Neuralink has been working on connecting the brain to a computer for some years now. It has made a number of announcements over the past two years demonstrating the workability of their ideas and prototypes on animals (to take a look at their technology watch the clip).
Now they are seeking FDA approval to move into human clinical trials as soon as 2023. Their short term goal is to let paralysed or stroke-impaired people to connect seamlessly with a computer or a smartphone (and from there on to the web). Restoring the ability to communicate (using synthetic voice) and move would indeed be a tremendous improvement for many people.

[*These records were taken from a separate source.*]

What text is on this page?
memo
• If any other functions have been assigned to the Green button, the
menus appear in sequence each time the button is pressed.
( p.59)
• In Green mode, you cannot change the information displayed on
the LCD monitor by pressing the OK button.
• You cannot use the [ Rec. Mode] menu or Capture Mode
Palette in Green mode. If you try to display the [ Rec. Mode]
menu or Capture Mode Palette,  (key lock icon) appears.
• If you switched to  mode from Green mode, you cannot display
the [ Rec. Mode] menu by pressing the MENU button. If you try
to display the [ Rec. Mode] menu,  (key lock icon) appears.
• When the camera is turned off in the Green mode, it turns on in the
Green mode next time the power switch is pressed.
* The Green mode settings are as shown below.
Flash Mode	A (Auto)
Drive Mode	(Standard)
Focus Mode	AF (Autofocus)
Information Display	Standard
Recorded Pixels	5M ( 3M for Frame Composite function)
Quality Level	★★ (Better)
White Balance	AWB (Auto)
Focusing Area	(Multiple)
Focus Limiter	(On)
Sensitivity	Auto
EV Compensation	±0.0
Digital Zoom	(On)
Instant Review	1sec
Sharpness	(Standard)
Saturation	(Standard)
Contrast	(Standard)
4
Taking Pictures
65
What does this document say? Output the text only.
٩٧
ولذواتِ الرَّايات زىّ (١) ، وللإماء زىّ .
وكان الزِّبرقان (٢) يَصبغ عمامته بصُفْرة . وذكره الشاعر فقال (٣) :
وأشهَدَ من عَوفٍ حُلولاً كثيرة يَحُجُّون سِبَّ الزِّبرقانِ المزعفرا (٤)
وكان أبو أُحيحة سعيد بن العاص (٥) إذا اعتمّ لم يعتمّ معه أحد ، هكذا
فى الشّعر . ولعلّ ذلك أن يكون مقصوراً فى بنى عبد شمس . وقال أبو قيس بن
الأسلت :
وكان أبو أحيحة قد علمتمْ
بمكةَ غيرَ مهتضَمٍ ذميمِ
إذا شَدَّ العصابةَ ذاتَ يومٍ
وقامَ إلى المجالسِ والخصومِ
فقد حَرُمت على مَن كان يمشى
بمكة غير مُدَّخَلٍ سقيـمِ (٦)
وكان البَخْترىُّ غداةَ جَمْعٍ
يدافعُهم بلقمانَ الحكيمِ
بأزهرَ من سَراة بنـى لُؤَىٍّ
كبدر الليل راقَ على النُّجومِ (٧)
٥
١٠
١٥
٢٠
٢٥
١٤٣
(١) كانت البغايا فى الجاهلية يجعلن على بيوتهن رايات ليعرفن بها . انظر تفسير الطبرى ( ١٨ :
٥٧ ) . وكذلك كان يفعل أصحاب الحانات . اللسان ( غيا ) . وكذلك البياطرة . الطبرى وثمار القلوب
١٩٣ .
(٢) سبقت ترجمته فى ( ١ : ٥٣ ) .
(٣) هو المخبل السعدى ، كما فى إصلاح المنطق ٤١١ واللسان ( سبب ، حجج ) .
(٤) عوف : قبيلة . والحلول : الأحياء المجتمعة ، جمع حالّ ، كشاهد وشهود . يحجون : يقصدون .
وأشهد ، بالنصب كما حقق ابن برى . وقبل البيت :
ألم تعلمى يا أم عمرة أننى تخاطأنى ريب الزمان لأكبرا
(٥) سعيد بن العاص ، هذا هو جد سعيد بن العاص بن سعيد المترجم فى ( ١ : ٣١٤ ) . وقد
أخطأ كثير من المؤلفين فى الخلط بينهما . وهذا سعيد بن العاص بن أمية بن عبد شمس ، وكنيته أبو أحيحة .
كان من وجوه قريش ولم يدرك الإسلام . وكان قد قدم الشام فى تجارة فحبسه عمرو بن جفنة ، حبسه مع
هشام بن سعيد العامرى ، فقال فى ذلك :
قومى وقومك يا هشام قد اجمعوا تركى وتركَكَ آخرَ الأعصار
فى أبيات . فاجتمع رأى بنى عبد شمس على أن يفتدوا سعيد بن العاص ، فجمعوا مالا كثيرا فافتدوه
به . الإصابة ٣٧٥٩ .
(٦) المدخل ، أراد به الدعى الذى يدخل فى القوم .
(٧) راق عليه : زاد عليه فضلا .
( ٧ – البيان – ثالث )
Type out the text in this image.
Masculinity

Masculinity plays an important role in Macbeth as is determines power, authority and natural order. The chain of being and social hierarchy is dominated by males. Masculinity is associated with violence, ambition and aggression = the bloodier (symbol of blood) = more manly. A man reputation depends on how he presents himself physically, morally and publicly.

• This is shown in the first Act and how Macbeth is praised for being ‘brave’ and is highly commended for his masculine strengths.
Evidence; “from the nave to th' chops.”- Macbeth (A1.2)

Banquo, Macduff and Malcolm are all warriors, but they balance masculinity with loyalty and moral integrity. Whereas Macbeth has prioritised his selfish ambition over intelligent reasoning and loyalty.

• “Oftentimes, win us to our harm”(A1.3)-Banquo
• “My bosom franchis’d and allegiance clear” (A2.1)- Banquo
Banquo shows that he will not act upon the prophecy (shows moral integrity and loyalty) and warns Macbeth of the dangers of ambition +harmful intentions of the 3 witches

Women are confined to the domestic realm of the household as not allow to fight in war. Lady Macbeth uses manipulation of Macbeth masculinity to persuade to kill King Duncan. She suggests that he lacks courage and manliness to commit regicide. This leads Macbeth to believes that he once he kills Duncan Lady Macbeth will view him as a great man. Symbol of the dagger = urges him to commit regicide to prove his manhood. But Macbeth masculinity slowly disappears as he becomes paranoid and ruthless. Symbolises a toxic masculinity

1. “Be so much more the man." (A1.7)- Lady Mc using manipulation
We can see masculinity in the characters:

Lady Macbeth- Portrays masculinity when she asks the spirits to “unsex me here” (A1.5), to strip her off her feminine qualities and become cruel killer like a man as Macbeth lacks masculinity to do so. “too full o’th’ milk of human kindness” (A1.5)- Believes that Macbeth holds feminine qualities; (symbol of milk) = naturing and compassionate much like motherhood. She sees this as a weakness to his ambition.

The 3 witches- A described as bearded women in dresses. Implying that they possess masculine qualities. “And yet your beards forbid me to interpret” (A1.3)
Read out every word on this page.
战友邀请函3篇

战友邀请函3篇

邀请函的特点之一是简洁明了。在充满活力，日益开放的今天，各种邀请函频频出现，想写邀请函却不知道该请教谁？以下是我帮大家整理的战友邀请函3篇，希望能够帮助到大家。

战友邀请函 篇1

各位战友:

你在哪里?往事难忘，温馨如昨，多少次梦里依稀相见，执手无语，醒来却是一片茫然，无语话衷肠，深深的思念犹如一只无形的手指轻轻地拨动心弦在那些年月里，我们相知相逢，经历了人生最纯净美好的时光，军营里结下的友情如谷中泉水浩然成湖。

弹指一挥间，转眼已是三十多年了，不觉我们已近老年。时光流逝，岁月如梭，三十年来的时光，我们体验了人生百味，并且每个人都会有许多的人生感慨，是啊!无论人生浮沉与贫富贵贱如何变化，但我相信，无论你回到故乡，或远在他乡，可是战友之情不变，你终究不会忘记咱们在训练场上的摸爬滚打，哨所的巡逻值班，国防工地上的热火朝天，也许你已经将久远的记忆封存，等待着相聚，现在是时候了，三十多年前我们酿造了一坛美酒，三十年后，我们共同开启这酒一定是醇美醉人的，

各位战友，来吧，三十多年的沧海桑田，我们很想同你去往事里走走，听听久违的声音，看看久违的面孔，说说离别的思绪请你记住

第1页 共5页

During the presentation Elon Musk, the founder of Neuralink, hinted that as many as 4 chips, each equipped with hundreds of sensors to pick up electrical signals from nearby neurones, could be implanted and they would able to communicate wirelessly with a computer/smartphone (although he did not elaborate on how these chips can be powered).
The implant will be made by a robot with a procedure that, according to Neuralink, would be very easy and painless.
Interestingly, he also stated that the long term goal is to create a symbioses between the brain and the computer merging human intelligence with artificial intelligence. This is a really “long” term goal, both in terms of feasibility and, I feel, in terms of acceptance. How many people would be willing to go along with that?
Also, this will open up deep, and significant, ethical questions. Would these merging of intelligence provide an unfair advantage? Would some people be required to have the implant to apply for some jobs? Would that “merging” result in a different “I”?
As it is happening in genomics, bio-engineering and artificial intelligence are taking us into uncharted territories.